The only 2 times you should do aerobic exercise


Aerobics (prolonged steady state submax cardio) is not very good for many health or fat loss related benefits. I already did a post on why aerobics sucks for fat loss. And then I went over the health benefits of interval training versus steady-state aerobics in my article on interval training for fat loss.

But I have to admit that aerobic exercise has its place. It can be a useful tool for removing stubborn body fat in the areas that men (abs) and women (butts, hips, and thighs) have the most… But… only if you do it on one of these two occasions (and I’ll also explain why!):

#1 Time to Do Aerobics: After Interval Training

First let’s see what intervals and aerobics do to your body…

Cardio (aerobic) target heart rate at steady state. It uses fat for energy, but the problem is that it takes a long time for the body to start using fat as fuel for this type of cardio.

High intensity interval training. It burns glycogen and releases fatty acids into the bloodstream, but it doesn’t use those fatty acids for energy, which means they are redeposited in fat cells.

This is how you get the two best worlds:

1. Do your 12 minutes or less of interval training
2.Wait 5 minutes
3. Do 20 (maximum 30) minutes of constant cardiovascular exercise (aerobics)

When you do it this way, HIIT followed by 5 minutes of rest guarantees a huge release of fatty acids into your bloodstream, which means you’re guaranteed to burn fat for fuel when you do your aerobic exercises. Ready huh?

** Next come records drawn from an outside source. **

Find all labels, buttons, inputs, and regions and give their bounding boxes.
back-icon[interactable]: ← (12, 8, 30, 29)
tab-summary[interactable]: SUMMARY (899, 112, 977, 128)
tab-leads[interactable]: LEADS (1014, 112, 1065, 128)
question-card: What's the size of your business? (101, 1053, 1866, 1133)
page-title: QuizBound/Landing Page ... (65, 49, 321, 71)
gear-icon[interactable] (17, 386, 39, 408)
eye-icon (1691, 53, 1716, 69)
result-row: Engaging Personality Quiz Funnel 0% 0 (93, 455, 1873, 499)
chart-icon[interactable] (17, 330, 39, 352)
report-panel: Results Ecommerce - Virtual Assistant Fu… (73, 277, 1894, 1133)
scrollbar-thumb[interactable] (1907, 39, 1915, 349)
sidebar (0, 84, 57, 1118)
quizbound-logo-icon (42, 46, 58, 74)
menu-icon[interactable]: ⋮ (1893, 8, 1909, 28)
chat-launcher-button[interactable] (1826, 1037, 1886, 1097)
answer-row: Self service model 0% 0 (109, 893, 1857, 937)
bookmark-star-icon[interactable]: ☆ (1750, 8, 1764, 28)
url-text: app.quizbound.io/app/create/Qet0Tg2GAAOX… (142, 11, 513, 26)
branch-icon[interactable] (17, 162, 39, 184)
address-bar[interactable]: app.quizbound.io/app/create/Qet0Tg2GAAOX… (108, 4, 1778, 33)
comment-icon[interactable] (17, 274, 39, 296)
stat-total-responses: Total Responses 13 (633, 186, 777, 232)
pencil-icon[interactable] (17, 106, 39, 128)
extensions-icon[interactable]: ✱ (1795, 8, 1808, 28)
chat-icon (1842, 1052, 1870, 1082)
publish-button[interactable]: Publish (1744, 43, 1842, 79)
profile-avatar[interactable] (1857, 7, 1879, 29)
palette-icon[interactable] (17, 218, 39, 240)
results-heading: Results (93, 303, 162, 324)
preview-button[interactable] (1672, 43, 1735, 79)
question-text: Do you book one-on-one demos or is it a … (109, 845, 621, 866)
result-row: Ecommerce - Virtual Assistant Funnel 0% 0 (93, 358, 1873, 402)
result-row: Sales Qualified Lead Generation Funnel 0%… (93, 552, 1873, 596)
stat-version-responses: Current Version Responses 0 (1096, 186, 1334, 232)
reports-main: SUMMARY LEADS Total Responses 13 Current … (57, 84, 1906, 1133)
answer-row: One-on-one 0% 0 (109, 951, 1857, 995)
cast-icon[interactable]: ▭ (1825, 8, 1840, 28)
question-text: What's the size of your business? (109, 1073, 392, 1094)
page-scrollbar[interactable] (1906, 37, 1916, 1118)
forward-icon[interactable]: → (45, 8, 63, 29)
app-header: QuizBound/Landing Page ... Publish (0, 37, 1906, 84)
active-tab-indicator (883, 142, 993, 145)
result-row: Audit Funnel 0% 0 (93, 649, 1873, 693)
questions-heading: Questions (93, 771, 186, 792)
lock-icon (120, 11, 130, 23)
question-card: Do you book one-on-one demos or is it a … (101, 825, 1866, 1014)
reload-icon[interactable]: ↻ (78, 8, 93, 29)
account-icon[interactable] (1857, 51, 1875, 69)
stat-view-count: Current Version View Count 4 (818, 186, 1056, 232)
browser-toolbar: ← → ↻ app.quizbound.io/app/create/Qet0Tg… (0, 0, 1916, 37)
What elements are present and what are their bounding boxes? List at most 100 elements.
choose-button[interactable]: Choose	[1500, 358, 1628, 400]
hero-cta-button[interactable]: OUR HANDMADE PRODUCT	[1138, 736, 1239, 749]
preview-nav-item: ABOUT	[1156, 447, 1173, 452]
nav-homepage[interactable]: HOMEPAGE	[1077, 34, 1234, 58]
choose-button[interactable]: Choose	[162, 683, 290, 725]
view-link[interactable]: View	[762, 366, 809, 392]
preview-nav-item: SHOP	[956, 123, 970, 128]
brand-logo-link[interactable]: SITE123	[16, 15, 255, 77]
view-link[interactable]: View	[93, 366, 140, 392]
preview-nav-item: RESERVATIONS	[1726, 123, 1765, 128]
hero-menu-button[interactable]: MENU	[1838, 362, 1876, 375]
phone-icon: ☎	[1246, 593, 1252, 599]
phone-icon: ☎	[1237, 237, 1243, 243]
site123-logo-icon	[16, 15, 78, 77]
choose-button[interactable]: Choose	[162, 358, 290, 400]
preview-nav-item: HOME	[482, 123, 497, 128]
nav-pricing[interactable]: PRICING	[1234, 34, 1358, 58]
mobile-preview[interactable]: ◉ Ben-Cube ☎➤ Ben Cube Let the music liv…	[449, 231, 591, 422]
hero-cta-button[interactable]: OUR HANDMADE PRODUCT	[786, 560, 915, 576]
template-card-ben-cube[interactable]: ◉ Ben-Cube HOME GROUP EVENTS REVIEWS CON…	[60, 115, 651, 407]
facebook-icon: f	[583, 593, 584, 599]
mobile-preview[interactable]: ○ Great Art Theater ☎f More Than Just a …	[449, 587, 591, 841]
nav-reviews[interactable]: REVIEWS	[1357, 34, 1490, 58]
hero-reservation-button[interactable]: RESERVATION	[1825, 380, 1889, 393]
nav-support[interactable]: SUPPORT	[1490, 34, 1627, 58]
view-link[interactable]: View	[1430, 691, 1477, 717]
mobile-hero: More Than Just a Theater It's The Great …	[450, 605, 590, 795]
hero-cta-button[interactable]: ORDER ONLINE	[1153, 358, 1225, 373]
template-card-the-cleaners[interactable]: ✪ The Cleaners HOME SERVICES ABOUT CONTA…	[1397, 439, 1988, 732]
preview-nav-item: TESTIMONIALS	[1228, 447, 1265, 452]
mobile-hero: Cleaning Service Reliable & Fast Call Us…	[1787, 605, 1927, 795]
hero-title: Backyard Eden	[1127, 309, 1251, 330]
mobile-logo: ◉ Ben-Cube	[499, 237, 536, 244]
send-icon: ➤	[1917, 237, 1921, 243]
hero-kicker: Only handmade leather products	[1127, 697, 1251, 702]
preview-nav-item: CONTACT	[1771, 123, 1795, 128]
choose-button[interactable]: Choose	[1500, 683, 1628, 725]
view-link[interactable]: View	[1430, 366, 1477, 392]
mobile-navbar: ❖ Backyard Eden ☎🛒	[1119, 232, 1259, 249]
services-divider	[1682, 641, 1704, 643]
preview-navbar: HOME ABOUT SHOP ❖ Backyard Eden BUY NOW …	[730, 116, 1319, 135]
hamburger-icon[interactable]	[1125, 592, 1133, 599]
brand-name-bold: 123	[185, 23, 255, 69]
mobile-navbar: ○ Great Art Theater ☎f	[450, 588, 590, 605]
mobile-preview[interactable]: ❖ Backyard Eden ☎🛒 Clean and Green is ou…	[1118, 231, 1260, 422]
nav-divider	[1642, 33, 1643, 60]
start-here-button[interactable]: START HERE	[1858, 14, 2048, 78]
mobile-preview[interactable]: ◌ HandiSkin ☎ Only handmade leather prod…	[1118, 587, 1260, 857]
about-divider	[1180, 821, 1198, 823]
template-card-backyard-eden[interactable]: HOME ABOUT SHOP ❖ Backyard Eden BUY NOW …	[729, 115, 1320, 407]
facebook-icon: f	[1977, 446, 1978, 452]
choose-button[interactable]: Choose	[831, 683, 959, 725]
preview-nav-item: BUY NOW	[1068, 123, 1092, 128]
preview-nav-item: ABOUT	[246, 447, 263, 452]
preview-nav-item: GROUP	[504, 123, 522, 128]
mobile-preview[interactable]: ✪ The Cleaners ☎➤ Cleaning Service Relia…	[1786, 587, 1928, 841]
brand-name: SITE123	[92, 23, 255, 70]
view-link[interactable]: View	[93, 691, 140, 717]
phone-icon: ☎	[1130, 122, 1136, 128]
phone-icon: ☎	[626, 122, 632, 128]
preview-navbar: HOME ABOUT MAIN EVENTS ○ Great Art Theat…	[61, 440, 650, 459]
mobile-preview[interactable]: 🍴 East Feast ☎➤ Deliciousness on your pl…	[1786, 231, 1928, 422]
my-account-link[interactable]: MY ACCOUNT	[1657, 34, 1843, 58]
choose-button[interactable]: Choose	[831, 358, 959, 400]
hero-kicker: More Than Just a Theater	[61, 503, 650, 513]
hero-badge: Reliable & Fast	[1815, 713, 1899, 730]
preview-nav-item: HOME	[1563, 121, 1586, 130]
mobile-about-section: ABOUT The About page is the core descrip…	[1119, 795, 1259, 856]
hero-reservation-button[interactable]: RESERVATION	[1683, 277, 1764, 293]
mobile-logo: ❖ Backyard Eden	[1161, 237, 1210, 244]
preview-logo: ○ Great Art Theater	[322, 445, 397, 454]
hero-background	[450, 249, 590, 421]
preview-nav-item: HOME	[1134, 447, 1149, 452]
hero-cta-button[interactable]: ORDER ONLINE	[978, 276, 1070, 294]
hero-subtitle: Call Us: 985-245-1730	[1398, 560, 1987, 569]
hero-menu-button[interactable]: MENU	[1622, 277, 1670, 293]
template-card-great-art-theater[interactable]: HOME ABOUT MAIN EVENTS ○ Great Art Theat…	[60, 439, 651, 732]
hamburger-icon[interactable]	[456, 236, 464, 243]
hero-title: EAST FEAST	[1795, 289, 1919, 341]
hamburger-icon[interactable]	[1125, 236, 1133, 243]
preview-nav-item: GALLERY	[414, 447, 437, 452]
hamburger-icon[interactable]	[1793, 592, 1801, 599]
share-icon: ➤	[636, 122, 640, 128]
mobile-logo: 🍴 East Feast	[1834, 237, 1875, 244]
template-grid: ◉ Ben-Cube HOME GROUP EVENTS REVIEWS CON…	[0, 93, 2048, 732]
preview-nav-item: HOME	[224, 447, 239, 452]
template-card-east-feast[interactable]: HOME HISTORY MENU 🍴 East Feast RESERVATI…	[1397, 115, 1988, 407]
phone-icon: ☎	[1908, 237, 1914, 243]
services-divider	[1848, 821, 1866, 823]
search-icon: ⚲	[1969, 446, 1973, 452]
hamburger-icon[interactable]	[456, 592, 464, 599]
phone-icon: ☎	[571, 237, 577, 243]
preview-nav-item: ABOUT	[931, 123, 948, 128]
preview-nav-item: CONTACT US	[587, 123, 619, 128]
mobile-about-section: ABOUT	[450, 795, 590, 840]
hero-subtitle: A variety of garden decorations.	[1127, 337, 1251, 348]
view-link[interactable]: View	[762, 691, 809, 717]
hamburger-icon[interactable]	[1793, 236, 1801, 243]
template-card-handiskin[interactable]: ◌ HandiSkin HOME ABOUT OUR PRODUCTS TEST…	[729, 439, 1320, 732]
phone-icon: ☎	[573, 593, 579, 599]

Time #2 You Should Do Aerobics: After Weight Lifting

Intense weight lifting is very similar to high intensity interval training in the effects it has on your body, the fuel it uses, etc. So the only other time you should do aerobic cardio is after lifting weights.

I recommend 20-30 minutes of low to medium intensity steady state cardio after weight lifting.

why you should know this

CNS Overload: If you’re lifting heavy weights, focusing on strength, doing low reps with heavy weights 3 times a week, you’re working your central nervous system to increase your strength (mostly). Interval training on your “off” days can be overwhelming for some people, steady aerobics after weights is a good option if that’s the case for you.

Stubborn Fat: If you are already 10-12% body fat (guys) or 15-17% body weight (women) and need to get SUPER lean then you should use HIIT followed by aerobics on this case. It will help shed those last stubborn pounds.